The recent death of a graduate student at China’s prestigious Fudan University, allegedly poisoned by a jealous roommate, evoked memories of the 1995 Zhu Ling case, reignited online fury that the case remains unsolved, and prompted 146,779 (as of the time of this posting) people to sign a petition launched on Whitehouse.gov for U.S. authorities to deport Zhu’s former roommate and poisoning suspect, who allegedly fled to the States years ago. In an incredibly informative article for the Daily Dot, Kevin Morris describes the case at length. His piece shows how the Zhu Ling story represents the Internet revolution to date, and how her case prompted an early (and ongoing) use of China’s “human flesh search engine“:
In a grainy, black-and-white video of her final performance, Zhu Ling sweeps across the stage in a black skirt and white blouse before taking a seat behind a guqin, the six-stringed Chinese zither. She’s been feeling sick recently, and you can tell she’s a little nervous. But her fingers are precise. They pluck out a cautious melody.

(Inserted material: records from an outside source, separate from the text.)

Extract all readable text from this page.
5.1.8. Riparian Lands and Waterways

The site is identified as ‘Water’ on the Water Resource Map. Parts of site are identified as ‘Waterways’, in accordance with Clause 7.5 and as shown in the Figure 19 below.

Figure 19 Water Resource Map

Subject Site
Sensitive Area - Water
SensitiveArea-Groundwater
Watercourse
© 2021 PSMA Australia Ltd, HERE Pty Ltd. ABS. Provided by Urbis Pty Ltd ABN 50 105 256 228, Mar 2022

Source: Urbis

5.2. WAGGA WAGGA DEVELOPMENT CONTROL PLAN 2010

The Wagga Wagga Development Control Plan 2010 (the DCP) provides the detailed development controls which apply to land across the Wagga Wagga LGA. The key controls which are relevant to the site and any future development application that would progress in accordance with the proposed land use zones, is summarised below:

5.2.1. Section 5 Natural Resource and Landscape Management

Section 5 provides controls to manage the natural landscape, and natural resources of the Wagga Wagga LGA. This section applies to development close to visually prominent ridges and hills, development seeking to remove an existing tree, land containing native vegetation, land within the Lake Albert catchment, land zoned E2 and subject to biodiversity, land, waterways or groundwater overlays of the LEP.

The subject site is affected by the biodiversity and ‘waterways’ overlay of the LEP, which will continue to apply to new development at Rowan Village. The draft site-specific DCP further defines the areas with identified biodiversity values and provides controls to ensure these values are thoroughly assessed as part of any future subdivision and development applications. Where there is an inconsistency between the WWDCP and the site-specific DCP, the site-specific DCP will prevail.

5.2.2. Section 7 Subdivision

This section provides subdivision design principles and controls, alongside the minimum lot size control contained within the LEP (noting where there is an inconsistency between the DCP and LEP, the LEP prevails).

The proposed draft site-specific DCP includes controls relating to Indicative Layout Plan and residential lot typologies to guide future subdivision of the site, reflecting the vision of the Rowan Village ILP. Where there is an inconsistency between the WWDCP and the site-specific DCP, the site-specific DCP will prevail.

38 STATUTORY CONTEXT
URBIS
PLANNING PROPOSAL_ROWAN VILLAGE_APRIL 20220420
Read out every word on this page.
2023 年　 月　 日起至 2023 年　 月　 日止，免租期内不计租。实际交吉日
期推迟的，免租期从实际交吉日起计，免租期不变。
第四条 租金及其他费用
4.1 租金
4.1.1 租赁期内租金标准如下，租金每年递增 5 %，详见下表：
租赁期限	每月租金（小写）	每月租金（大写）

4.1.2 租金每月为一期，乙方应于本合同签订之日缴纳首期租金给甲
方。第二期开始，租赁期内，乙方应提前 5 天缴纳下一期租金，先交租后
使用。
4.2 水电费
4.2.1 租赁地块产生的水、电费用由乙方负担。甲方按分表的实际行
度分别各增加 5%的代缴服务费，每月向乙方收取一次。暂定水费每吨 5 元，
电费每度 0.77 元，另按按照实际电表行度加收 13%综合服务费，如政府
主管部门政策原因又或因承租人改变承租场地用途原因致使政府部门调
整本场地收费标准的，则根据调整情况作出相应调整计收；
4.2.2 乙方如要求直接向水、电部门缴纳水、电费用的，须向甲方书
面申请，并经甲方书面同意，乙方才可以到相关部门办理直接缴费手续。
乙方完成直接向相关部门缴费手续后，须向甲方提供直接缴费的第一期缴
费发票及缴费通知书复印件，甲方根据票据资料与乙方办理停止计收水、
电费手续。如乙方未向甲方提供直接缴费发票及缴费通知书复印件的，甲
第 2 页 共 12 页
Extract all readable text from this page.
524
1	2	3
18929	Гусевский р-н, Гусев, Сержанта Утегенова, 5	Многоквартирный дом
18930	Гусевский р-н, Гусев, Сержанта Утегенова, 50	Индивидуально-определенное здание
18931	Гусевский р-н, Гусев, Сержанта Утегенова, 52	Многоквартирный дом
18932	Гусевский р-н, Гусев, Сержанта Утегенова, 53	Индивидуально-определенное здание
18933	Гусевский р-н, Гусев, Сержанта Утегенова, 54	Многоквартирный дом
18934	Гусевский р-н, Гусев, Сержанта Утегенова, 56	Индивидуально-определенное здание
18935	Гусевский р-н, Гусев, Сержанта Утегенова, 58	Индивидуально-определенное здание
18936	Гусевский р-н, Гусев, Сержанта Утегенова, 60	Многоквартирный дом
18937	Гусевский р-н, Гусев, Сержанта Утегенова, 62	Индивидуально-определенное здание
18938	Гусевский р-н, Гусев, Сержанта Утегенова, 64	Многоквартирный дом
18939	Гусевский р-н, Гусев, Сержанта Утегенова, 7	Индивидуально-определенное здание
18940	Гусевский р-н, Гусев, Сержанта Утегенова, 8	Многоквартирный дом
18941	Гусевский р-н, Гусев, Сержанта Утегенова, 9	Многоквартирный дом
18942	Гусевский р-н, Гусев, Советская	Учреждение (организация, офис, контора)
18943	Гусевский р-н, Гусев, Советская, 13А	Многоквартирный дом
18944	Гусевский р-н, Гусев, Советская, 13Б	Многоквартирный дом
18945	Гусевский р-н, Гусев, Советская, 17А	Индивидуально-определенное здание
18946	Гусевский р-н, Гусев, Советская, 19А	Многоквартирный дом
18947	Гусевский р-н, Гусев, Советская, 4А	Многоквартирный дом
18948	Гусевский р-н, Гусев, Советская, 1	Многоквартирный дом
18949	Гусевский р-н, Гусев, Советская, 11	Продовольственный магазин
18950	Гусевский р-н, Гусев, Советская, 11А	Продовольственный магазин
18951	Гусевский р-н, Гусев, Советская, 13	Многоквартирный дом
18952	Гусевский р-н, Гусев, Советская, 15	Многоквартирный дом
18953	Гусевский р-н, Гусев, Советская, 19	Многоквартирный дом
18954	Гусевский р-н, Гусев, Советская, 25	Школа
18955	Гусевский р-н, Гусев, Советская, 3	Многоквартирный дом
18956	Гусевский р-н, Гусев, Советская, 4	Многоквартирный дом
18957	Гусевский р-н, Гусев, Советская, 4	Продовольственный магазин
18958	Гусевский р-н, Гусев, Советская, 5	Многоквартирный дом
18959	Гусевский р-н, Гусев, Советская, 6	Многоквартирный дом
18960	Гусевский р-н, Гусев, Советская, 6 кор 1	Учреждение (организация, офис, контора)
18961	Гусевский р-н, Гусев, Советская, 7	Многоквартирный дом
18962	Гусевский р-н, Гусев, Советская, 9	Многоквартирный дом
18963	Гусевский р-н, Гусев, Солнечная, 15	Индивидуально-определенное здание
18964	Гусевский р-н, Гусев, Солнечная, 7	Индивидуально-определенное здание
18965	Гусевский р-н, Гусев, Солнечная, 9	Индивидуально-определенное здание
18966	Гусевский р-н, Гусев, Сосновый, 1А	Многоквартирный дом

Zhu has no idea she’s been poisoned.
A heavy metal is coursing through her body, brutalizing her neurological system. By the time the rare element is finally diagnosed and purged, Zhu will be physically ruined, her brilliant mind permanently damaged, her mental capacities reduced to that of a 6-year-old. She will forever be trapped in 1995, believing she’s a student at China’s most prestigious technical university.
She will miss everything that happens next.
Zhu’s story has straddled and defined two ends of the Internet revolution, connecting two decades, two continents, and two generations. She was probably the first person whose life was saved thanks to crowdsourced medical advice.
Nearly two decades later, her case has become the subject of what may be the largest amateur online manhunt in history, as millions of strangers in two countries unite on message boards and social media to scour the world for the only suspect in her poisoning, a woman barely seen or heard from since 1995—her college roommate.